Podcasts are getting to be mainstream — and the money is starting to follow.
According to Edison Research, approximately 46 million Americans listen to a podcast every month, or about 15-17% of the population.
The most obvious cause of this growth is Serial, the real life detective story that the New York Times called “podcasting’s first breakout hit.”
From what we hear from the advertising side, there are millions of dollars to be made.
The info comes care of Adam Sachs, the CEO of Midroll, which acts as a broker between podcasters and advertisers. His agency represents some of the biggest names in the field, like WTF with Marc Maron, Star Talk with Neil deGrasse Tyson, and Savage Lovecast with Dan Savage. Sponsors include HBO, Squarespace, and Hulu.
Sachs says that a “handful” of his company’s 2,000 clients gross over a million dollars a year, of which Midroll takes a 30% cut.
Podcasters with high, but slightly less superstar, status also bring in a lot. Sachs says that a weekly show with 100,000 downloads an episode (enough to land it on the lower end of the iTunes top 100) with a standard advertising load of five spots would bring in between $US250,000 and $US400,000 in revenue a year.
Those figures are thanks to podcasting’s high cost-per-impression (CPM) rate relative to other forms of media.
• Midroll has a few shows with a near $US100 CPM, with the most common being about $US25.
A podcast ad is a “premium product,” Sachs says. The host does his or her own reading of the script, making it less of an interruption than display or video ads. Plus, as the Washington Post reports, podcast listeners have longtime relationships with their favourite shows, making them all the more attractive to sponsors.
Quietly over the past couple years there have been great content creators who have obsessive, growing audiences like Marc Maron.

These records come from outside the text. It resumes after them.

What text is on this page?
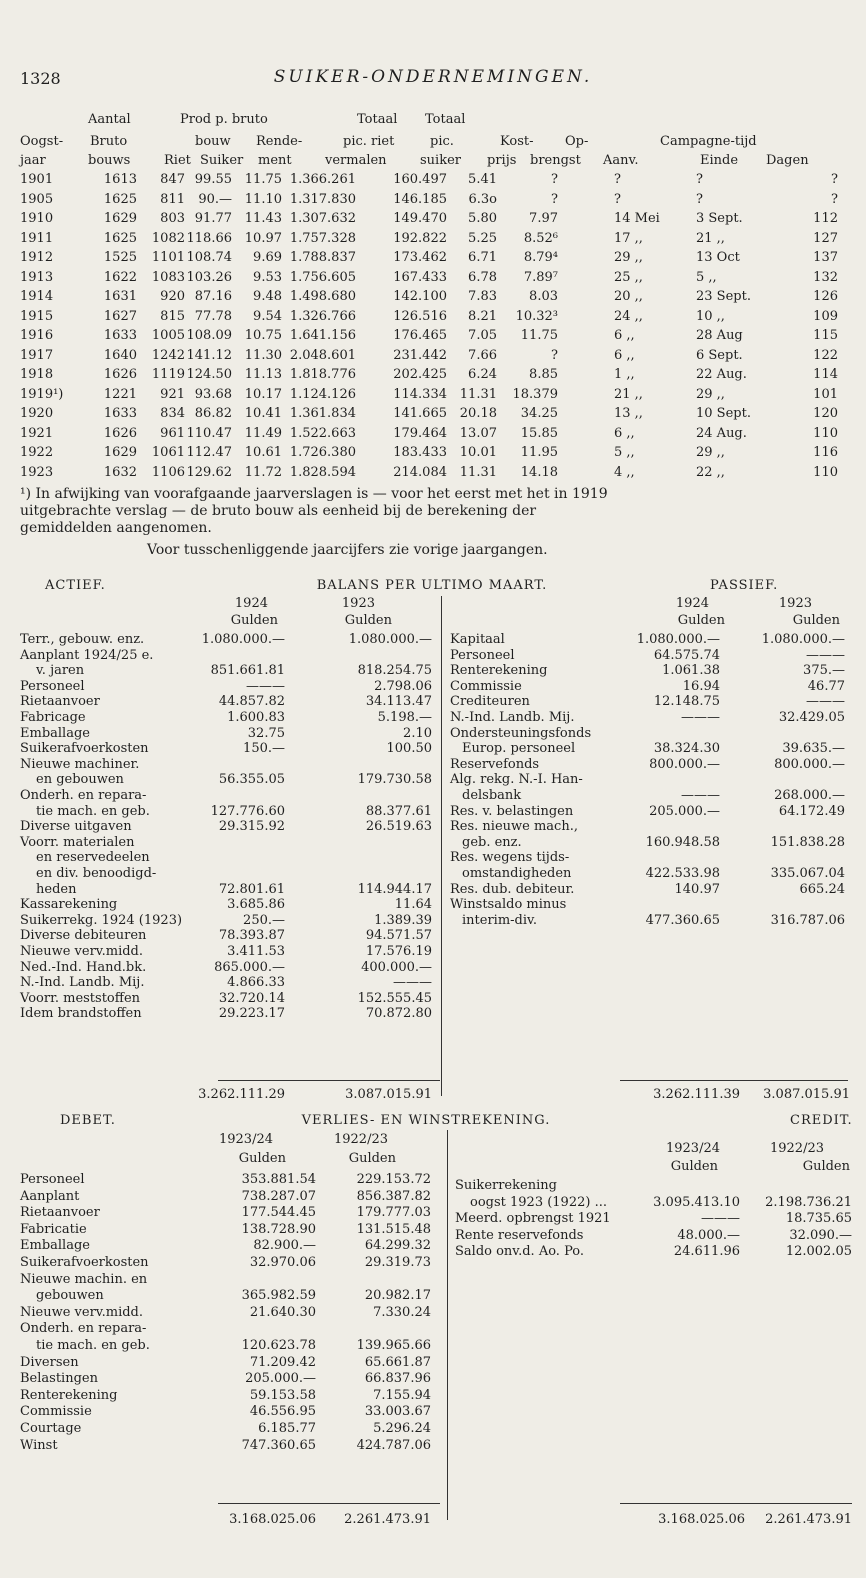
1328	SUIKER-ONDERNEMINGEN.
Aantal	Prod p. bruto	Totaal Totaal
Oogst- Bruto	bouw Rende-	pic. riet	pic.	Kost- Op-	Campagne-tijd
jaar	bouws	Riet Suiker ment	vermalen	suiker prijs brengst Aanv.	Einde Dagen
1901	1613 847 99.55 11.75 1.366.261	160.497 5.41	?	?	?	?
1905	1625 811 90.— 11.10 1.317.830	146.185 6.3o	?	?	?	?
1910	1629 803 91.77 11.43 1.307.632	149.470 5.80 7.97	14 Mei	3 Sept.	112
1911	1625 1082 118.66 10.97 1.757.328	192.822 5.25 8.52⁶	17 ,,	21 ,,	127
1912	1525 1101 108.74 9.69 1.788.837	173.462 6.71 8.79⁴	29 ,,	13 Oct	137
1913	1622 1083 103.26 9.53 1.756.605	167.433 6.78 7.89⁷	25 ,,	5 ,,	132
1914	1631 920 87.16 9.48 1.498.680	142.100 7.83 8.03	20 ,,	23 Sept.	126
1915	1627 815 77.78 9.54 1.326.766	126.516 8.21 10.32³	24 ,,	10 ,,	109
1916	1633 1005 108.09 10.75 1.641.156	176.465 7.05 11.75	6 ,,	28 Aug	115
1917	1640 1242 141.12 11.30 2.048.601	231.442 7.66	?	6 ,,	6 Sept.	122
1918	1626 1119 124.50 11.13 1.818.776	202.425 6.24 8.85	1 ,,	22 Aug.	114
1919¹)	1221 921 93.68 10.17 1.124.126	114.334 11.31 18.379	21 ,,	29 ,,	101
1920	1633 834 86.82 10.41 1.361.834	141.665 20.18 34.25	13 ,,	10 Sept.	120
1921	1626 961 110.47 11.49 1.522.663	179.464 13.07 15.85	6 ,,	24 Aug.	110
1922	1629 1061 112.47 10.61 1.726.380	183.433 10.01 11.95	5 ,,	29 ,,	116
1923	1632 1106 129.62 11.72 1.828.594	214.084 11.31 14.18	4 ,,	22 ,,	110
¹) In afwijking van voorafgaande jaarverslagen is — voor het eerst met het in 1919
uitgebrachte verslag — de bruto bouw als eenheid bij de berekening der
gemiddelden aangenomen.
Voor tusschenliggende jaarcijfers zie vorige jaargangen.
ACTIEF.	BALANS PER ULTIMO MAART.	PASSIEF.
1924	1923
Gulden	Gulden
1924	1923
Gulden	Gulden
Terr., gebouw. enz.	1.080.000.—	1.080.000.—
Aanplant 1924/25 e.
v. jaren	851.661.81	818.254.75
Personeel	———	2.798.06
Rietaanvoer	44.857.82	34.113.47
Fabricage	1.600.83	5.198.—
Emballage	32.75	2.10
Suikerafvoerkosten	150.—	100.50
Nieuwe machiner.
en gebouwen	56.355.05	179.730.58
Onderh. en repara-
tie mach. en geb.	127.776.60	88.377.61
Diverse uitgaven	29.315.92	26.519.63
Voorr. materialen
en reservedeelen
en div. benoodigd-
heden	72.801.61	114.944.17
Kassarekening	3.685.86	11.64
Suikerrekg. 1924 (1923)	250.—	1.389.39
Diverse debiteuren	78.393.87	94.571.57
Nieuwe verv.midd.	3.411.53	17.576.19
Ned.-Ind. Hand.bk.	865.000.—	400.000.—
N.-Ind. Landb. Mij.	4.866.33	———
Voorr. meststoffen	32.720.14	152.555.45
Idem brandstoffen	29.223.17	70.872.80
Kapitaal	1.080.000.—	1.080.000.—
Personeel	64.575.74	———
Renterekening	1.061.38	375.—
Commissie	16.94	46.77
Crediteuren	12.148.75	———
N.-Ind. Landb. Mij.	———	32.429.05
Ondersteuningsfonds
Europ. personeel	38.324.30	39.635.—
Reservefonds	800.000.—	800.000.—
Alg. rekg. N.-I. Han-
delsbank	———	268.000.—
Res. v. belastingen	205.000.—	64.172.49
Res. nieuwe mach.,
geb. enz.	160.948.58	151.838.28
Res. wegens tijds-
omstandigheden	422.533.98	335.067.04
Res. dub. debiteur.	140.97	665.24
Winstsaldo minus
interim-div.	477.360.65	316.787.06
3.262.111.29	3.087.015.91	3.262.111.39 3.087.015.91
DEBET.	VERLIES- EN WINSTREKENING.	CREDIT.
1923/24	1922/23
Gulden	Gulden
1923/24	1922/23
Gulden	Gulden
Personeel	353.881.54	229.153.72
Aanplant	738.287.07	856.387.82
Rietaanvoer	177.544.45	179.777.03
Fabricatie	138.728.90	131.515.48
Emballage	82.900.—	64.299.32
Suikerafvoerkosten	32.970.06	29.319.73
Nieuwe machin. en
gebouwen	365.982.59	20.982.17
Nieuwe verv.midd.	21.640.30	7.330.24
Onderh. en repara-
tie mach. en geb.	120.623.78	139.965.66
Diversen	71.209.42	65.661.87
Belastingen	205.000.—	66.837.96
Renterekening	59.153.58	7.155.94
Commissie	46.556.95	33.003.67
Courtage	6.185.77	5.296.24
Winst	747.360.65	424.787.06
Suikerrekening
oogst 1923 (1922) ...	3.095.413.10 2.198.736.21
Meerd. opbrengst 1921	———	18.735.65
Rente reservefonds	48.000.—	32.090.—
Saldo onv.d. Ao. Po.	24.611.96	12.002.05
3.168.025.06 2.261.473.91	3.168.025.06 2.261.473.91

“Marc Maron, when he goes on the road and does a show, he has to bring one small bag for clothes and one giant bag for all the stuff that people bring him,” Sachs tells Business Insider. “They’re obsessed with him and those relationships have developed over time.”
This has all been very good for Midroll. From 2013 to 2014, its sponsorship business tripled.
“We’re helped by the fact that the industry has grown as we’ve grown,” Sachs says.